Erna Paris, Long Shadows

erna paris long shadows: truth, lies and history

Oh my, ain't this book important!  Long Shadows is another title that I would recommend to be a part of school curriculum everywhere in the world.  But let me explain.

Erna Paris looks at some atrocious genocides perpetrated during the twentieth century:  Holocaust, apartheid, Yugoslavian conflicts, Rwanda massacres and some aspects of WWII.  She follows with examination of how nations as a whole and individuals react to such painful history, notwithstanding cases where the history itself is being re-forged to suit needs of whoever is in charge in a given place at given time.  She philosophically explores meaning of truth, of justice and other similar fine ideas and tries to confront it with often grim realities.  Important.  Powerful.  I wonder if also - meaningless?

It may be my own cynicism talking here, but I'm not sure if books such as Long Shadows can have any actual meaning.  I, too, can ponder problems of cruelty and injustice till the cows come home, and I can come to absolutely any conclusion using different arguments, but will it change a thing?  I did like the author's reporting style, I liked format of her book - interviews with many people from both sides of conflicts, with big fish and everymen on the street, I liked her going to the actual places with history of suffering to see the painful souvenirs with her own eyes.  My problem, though, is this:  souvenirs of pain are something very different to the pain itself.  I do not believe in functionality of museums, memorials, monuments and the likes.  I think it is easy to say what a bad thing genocide is if you never ever experienced this fear, if you never trembled for your own life.  It is easy to preach inspired messages about conciliation if it is not your child who has been killed, maimed, hurt in mindless conflict.  Long Shadows lacks anger, lacks frustration of the truly voiceless ones.  I fear that armed conflicts around the world will never become less deadly unless this frustration is addressed - and yes, I am aware that it is easier said than done. 

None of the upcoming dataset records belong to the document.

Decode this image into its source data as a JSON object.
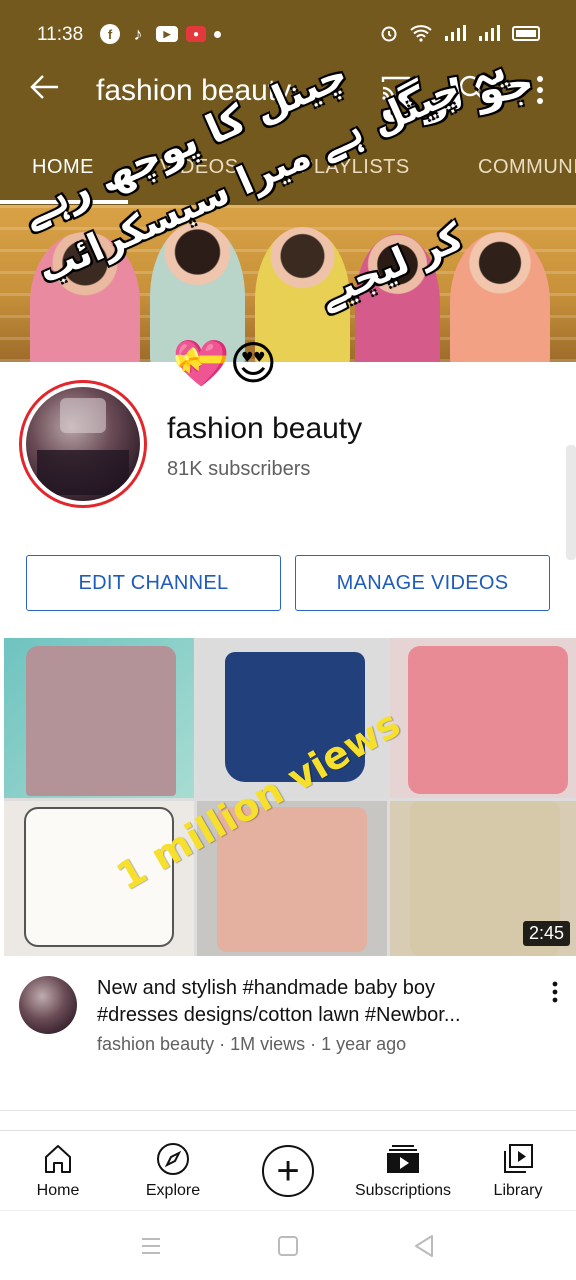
{
  "status_bar": {
    "time": "11:38",
    "app_icons": [
      "facebook-icon",
      "tiktok-icon",
      "youtube-icon",
      "screen-record-icon"
    ],
    "right_icons": [
      "alarm-icon",
      "wifi-icon",
      "signal-icon",
      "signal-icon",
      "battery-icon"
    ]
  },
  "app_bar": {
    "title": "fashion beauty",
    "icons": [
      "back-arrow-icon",
      "cast-icon",
      "search-icon",
      "more-vertical-icon"
    ]
  },
  "tabs": [
    {
      "label": "HOME",
      "active": true
    },
    {
      "label": "VIDEOS",
      "active": false
    },
    {
      "label": "PLAYLISTS",
      "active": false
    },
    {
      "label": "COMMUNITY",
      "active": false
    }
  ],
  "overlay_text": {
    "line1": "جو لوگ",
    "line2": "چینل کا پوچھ رہے",
    "line3": "یہ چینل ہے میرا سبسکرائب",
    "line4": "کر لیجیے",
    "emojis": "💝😍"
  },
  "channel": {
    "name": "fashion beauty",
    "subscribers": "81K subscribers",
    "edit_label": "EDIT CHANNEL",
    "manage_label": "MANAGE VIDEOS"
  },
  "video": {
    "overlay_caption": "1 million views",
    "duration": "2:45",
    "title_line1": "New and stylish #handmade baby boy",
    "title_line2": "#dresses designs/cotton lawn #Newbor...",
    "meta": "fashion beauty · 1M views · 1 year ago"
  },
  "bottom_nav": [
    {
      "label": "Home",
      "icon": "home-icon"
    },
    {
      "label": "Explore",
      "icon": "compass-icon"
    },
    {
      "label": "",
      "icon": "create-plus-icon"
    },
    {
      "label": "Subscriptions",
      "icon": "subscriptions-icon"
    },
    {
      "label": "Library",
      "icon": "library-icon"
    }
  ],
  "colors": {
    "header_bg": "#74591e",
    "accent_blue": "#1d5bbf",
    "avatar_ring": "#e3262b",
    "caption_yellow": "#f7e02b"
  }
}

Maybe I'm being too cruel.  Maybe I should simply glorify Long Shadows for an attempt to make our history less brutal, for bringing knowledge, information, focus.  The book is brimming with data (not being a historian, I'm not able to say definitely if the information is objective, but it looks quite believable), with names, with figures and I respect that.  There is no denying of very humanitarian spirit permeating the narrative, of deep desire to make the world a better place, to relieve suffering and do something, and this desire deserves to be praised.  Yet, I am also painfully aware that it is easy to preach from the place of comfort and to condemn those, who end up in not-so-noble light because fear, pain or anger dictated their actions. 

I still stick to my opinion that kids at schools should read Long Shadows.  Maybe humanitarian values CAN be taught, maybe it is only my imperfect soul that asks inconvenient questions, maybe the world CAN be made a better place. 

It surely needs it - and this is the main message that stayed with me after Long Shadows.